J. Michael Floyd, the food-services director, sees only good in students' tastes. Ravioli, pizza, and especially cereal are cheap to serve, and they help balance out the cost of chicken strips, which are more expensive. By giving students what they want, he's both keeping them happy and keeping average food costs low enough that he can splurge now and then on special events like the Five Star Dinner, which celebrates the many awards the food service has won. He can also afford to pay for Saturday-night "premium entrees," like steak or shellfish, at Oglethorpe Commons, the most cramped of the four main dining facilities. Built to serve a 500-bed dormitory, it now plates 3,300 meals a day.

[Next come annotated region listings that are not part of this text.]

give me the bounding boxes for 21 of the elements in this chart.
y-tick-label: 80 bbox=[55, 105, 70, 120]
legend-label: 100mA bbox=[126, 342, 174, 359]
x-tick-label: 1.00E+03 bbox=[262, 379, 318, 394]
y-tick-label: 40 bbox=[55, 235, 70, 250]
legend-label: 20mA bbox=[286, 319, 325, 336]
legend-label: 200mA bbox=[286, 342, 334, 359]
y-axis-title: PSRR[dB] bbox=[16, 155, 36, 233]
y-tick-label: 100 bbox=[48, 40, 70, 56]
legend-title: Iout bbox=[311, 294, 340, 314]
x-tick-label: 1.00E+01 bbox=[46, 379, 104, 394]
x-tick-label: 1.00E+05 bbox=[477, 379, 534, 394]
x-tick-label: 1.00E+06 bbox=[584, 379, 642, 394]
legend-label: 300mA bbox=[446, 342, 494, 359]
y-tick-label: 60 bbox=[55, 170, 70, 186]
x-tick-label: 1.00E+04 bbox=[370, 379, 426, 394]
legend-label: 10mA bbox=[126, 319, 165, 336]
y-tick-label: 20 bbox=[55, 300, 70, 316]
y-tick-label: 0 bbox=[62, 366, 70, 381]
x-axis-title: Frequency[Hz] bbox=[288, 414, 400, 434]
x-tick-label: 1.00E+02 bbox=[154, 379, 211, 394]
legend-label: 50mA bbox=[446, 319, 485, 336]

At the other end of the dining-hall spectrum is the Village Summit, which opened last year to feed residents of a new 1,200-bed East Village residence-hall complex. The Village Summit is so spacious and appealing that it feels like it should be at a resort hotel. Besides the main entree line, it offers an omelet station, a pizza station, deli and grilled-sandwich stations, a salad bar, a smoothie bar, and a station that serves soup in hollowed-out rounds of bread. "Students want food expressly for them, cooked to order," says Mr. Floyd, but they also like being able to decide for themselves whether, say, the line for omelets is too long and they should get something else instead.
The dining halls offer vegetarian, vegan, and low-fat items at every meal, and Mr. Floyd notes that this year the food service is serving only Black Angus hamburger. The food service runs its own warehouse, which was recently expanded. It can now store up to 885 pallets of frozen food at a time, and 140 more pallets of refrigerated items. Samuel B. Phillips Jr., who runs the warehouse and does the food service's purchasing, buys $9-million worth of food a year.
"We've always done our own food service," says George E. Stafford, the university's associate vice president for auxiliary services. "We do it better. We've committed a lot of effort to it over the years." Mr. Floyd is proud to say that even though no one is required to sign a meal-plan contract, the number of contracts this year is 9 percent higher than the number of beds in university residence halls. Students pay $2,592 a year for a seven-day-a-week plan that allows them to stop by a dining hall any time they want, even if it's just to get a cookie and a soda.
The dining halls are open continuously from 7 a.m. until at least 7 p.m. Snelling, which stays open late, serves 1,800 meals a day between 8 p.m. and 10 p.m., and 400 more between 10 and midnight. "The dining commons," Mr. Floyd says, "are the true student centers."